In Maycock v. Reed, 328 So.2d 349 (Miss.1976), we construed this statute to mean that if more than one sentence is imposed at the same term of court the sentences are to run consecutively, unless the judge in his discretion orders the sentences to run concurrently. Where the judge does not specify whether the sentences are to run consecutively or concurrently, they must be construed to run consecutively, except under circumstances hereinafter discussed.

In Anderson v. State, 288 So.2d 852 (Miss.1974), there were eight orders sentencing Anderson, all entered on the same day. Each of the orders recited: “date of sentence to commence from today.” The Court held that this phrase meant that all sentences would run concurrently from the date of sentencing, despite the fact that there was added to seven of the orders this sentence: “Sentence imposed herein to run consecutively with sentence imposed in [the first cause].” The Court found the last provision was conflicting with the phrase in each order reciting that each sentence would “commence from today.” Therefore, it resolved the ambiguity in favor of the accused.

In the case a bar, the orders sentencing Watts do not specifically state that his sentences are to run concurrently. However, each of the three orders, all dated March 25, 1968, imposed a life sentence “commencing from this date.” Clearly, this means that all three life sentences are to run concurrently from March 25, 1968, and the records of the circuit court and Department of Corrections should so reflect.

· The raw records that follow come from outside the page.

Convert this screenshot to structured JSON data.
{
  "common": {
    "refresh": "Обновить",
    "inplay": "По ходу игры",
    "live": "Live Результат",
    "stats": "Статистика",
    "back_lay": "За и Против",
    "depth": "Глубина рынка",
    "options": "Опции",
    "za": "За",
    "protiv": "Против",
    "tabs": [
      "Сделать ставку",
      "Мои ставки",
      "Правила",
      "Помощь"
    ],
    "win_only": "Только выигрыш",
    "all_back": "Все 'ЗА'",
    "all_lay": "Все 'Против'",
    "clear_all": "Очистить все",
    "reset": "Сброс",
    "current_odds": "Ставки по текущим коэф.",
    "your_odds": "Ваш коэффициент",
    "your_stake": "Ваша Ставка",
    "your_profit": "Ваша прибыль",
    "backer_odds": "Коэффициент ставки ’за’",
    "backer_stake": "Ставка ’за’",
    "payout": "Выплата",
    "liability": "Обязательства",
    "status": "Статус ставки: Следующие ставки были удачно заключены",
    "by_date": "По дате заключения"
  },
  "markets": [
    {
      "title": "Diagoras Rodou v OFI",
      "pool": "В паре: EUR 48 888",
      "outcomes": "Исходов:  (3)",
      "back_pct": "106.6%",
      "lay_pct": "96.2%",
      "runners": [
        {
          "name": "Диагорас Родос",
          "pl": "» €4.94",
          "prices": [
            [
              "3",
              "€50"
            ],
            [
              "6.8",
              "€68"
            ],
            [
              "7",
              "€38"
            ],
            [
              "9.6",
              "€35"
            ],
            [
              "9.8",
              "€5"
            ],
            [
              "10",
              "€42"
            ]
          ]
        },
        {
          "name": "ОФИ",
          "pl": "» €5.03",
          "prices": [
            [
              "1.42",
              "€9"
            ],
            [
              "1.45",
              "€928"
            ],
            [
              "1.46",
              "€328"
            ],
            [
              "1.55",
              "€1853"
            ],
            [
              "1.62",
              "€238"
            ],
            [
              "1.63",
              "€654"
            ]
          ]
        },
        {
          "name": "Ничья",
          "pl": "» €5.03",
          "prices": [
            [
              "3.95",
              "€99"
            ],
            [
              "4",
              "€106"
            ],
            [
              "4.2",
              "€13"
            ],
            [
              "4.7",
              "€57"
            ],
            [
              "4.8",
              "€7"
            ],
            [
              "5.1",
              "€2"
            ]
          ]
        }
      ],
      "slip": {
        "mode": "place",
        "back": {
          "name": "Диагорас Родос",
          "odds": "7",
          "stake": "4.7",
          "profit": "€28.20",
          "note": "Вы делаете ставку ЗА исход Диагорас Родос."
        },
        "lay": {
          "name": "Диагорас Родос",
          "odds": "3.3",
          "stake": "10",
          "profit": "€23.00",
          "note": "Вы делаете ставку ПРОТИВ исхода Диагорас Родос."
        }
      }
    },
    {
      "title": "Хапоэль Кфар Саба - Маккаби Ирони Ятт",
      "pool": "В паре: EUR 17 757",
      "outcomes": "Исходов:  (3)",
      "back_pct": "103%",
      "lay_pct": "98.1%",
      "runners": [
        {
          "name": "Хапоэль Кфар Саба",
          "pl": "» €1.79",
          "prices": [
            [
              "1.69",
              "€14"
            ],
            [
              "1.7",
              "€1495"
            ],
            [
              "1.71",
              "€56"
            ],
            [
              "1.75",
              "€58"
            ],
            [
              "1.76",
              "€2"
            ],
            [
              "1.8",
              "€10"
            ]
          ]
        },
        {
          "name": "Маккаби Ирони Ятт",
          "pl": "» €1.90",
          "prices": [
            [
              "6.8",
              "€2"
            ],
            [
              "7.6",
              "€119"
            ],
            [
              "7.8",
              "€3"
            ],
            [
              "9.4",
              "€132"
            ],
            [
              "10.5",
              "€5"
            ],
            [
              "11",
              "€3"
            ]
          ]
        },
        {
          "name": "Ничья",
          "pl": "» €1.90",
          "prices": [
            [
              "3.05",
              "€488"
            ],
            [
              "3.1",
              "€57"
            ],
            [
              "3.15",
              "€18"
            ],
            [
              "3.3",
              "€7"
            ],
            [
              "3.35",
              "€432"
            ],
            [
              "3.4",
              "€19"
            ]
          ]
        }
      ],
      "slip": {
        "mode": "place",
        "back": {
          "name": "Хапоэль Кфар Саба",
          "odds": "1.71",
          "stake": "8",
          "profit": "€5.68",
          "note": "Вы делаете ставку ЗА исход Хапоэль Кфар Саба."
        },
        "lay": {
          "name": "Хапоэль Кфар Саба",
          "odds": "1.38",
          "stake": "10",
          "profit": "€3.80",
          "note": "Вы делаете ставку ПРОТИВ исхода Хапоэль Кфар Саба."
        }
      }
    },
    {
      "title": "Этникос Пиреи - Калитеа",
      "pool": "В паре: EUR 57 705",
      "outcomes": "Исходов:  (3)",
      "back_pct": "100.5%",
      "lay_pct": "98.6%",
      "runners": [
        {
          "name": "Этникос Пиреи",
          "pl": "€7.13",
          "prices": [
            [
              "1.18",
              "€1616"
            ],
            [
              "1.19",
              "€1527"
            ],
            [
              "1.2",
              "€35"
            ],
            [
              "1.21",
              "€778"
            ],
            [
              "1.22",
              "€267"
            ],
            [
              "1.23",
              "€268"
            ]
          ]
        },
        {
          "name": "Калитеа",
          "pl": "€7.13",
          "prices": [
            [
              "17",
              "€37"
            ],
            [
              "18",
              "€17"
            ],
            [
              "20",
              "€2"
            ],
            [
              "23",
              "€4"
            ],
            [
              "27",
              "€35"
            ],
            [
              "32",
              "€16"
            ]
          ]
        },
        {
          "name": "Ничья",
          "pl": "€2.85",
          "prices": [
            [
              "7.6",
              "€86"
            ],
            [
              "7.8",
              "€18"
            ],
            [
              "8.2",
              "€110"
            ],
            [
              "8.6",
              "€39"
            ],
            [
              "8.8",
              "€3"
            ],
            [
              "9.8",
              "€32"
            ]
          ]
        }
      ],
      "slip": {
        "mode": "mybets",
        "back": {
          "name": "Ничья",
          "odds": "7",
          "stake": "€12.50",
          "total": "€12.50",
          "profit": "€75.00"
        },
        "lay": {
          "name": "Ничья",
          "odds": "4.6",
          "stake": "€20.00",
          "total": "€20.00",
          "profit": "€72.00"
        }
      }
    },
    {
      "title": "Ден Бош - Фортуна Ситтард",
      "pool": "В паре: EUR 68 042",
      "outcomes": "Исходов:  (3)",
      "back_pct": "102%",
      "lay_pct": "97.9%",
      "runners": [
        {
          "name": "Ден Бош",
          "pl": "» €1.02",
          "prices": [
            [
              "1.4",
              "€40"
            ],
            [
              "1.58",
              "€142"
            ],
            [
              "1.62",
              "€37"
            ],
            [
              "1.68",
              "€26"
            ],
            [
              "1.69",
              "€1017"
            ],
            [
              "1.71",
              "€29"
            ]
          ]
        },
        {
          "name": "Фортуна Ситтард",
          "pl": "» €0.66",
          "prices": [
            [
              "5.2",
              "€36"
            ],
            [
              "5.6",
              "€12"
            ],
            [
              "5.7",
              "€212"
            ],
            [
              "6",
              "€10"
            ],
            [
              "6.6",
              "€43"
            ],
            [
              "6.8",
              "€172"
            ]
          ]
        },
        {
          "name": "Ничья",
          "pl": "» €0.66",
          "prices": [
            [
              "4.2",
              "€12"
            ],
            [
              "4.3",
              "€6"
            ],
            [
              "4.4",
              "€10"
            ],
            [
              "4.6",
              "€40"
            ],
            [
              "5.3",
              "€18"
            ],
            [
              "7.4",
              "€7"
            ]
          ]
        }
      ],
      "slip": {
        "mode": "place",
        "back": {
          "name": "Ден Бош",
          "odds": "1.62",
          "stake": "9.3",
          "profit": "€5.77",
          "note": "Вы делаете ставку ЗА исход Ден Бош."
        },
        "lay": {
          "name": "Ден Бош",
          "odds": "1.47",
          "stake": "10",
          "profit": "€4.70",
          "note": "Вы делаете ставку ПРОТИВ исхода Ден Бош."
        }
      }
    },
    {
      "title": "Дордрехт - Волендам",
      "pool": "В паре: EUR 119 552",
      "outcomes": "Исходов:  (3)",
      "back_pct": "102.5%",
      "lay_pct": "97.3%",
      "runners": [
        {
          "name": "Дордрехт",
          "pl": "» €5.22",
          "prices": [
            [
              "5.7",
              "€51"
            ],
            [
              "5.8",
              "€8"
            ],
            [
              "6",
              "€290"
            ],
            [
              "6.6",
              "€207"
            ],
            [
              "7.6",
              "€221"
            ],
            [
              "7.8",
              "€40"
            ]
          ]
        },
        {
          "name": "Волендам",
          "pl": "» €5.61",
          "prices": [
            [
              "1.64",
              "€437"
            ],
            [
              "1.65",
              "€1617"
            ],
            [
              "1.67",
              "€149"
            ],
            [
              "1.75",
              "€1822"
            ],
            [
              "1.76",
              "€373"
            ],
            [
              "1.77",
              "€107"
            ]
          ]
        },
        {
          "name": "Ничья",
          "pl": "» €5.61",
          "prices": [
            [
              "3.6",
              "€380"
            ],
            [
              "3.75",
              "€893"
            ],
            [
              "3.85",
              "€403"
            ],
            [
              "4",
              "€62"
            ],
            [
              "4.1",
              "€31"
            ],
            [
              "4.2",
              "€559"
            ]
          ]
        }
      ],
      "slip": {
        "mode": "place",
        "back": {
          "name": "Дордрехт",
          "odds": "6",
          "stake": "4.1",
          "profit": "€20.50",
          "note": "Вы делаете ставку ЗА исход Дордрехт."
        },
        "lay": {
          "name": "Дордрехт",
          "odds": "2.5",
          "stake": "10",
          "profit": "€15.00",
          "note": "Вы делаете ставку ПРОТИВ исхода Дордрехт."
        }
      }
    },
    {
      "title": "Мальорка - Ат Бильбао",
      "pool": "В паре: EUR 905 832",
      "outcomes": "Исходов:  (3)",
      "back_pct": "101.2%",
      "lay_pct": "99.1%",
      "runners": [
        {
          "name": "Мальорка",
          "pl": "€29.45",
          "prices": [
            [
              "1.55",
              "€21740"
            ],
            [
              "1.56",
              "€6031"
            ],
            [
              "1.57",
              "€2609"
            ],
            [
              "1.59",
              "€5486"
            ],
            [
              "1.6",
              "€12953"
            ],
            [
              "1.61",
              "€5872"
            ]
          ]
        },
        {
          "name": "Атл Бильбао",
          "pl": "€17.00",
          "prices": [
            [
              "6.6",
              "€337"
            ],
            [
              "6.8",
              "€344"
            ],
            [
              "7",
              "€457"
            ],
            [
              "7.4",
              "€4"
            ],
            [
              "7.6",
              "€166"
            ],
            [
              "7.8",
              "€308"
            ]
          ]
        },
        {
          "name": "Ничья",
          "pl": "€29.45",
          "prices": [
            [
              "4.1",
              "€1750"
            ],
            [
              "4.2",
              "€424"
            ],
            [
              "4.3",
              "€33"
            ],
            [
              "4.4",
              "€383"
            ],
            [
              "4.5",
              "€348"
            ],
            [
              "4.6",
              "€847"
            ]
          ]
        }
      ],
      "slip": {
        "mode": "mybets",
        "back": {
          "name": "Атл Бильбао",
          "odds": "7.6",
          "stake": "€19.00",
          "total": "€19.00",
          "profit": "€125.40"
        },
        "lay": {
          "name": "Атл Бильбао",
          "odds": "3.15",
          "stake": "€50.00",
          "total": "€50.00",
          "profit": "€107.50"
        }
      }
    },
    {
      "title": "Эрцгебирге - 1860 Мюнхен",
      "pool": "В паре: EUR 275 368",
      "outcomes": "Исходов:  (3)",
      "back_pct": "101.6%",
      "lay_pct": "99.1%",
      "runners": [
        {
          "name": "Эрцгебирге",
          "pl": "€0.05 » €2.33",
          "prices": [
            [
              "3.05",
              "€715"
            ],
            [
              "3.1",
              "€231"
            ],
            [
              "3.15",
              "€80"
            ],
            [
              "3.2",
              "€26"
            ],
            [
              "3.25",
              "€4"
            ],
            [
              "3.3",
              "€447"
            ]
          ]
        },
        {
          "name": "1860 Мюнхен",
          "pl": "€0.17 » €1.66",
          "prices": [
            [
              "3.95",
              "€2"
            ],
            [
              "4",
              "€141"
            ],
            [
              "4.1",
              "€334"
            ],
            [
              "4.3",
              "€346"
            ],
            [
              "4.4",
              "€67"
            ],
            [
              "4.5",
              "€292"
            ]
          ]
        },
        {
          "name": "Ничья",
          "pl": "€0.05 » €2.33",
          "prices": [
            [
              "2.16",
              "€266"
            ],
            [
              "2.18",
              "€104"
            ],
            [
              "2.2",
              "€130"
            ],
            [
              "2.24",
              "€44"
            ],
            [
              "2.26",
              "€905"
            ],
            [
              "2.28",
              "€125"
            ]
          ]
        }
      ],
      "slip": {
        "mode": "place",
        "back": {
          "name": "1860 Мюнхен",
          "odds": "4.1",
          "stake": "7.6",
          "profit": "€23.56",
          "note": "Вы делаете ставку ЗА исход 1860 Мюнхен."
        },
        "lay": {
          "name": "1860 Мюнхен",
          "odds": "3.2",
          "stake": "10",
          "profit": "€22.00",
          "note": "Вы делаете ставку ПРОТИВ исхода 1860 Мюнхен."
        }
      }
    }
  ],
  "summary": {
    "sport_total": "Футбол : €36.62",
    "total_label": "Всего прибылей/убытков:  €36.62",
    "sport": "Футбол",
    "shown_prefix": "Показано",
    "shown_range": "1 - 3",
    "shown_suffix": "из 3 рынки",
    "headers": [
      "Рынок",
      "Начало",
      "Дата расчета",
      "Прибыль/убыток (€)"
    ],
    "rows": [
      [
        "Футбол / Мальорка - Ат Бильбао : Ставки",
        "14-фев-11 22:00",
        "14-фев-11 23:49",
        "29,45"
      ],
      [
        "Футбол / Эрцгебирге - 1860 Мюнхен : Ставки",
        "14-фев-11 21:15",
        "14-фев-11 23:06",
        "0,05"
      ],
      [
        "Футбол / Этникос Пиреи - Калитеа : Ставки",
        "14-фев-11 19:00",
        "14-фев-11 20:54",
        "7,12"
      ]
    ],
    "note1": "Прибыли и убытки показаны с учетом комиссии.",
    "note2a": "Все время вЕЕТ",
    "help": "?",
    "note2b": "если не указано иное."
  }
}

Therefore, the order of the circuit judge denying the writ of habeas corpus should be affirmed, but judgment is hereby entered clarifying the sentencing orders so as to reflect that Watts’ three life sentences, all commencing on March 25, 1968, are to run concurrently from that date.

AFFIRMED AS MODIFIED.

PATTERSON, C. J., SMITH and ROBERTSON, P. JJ., and SUGG, BROOM, LEE, BOWLING and HAWKINS, JJ., concur.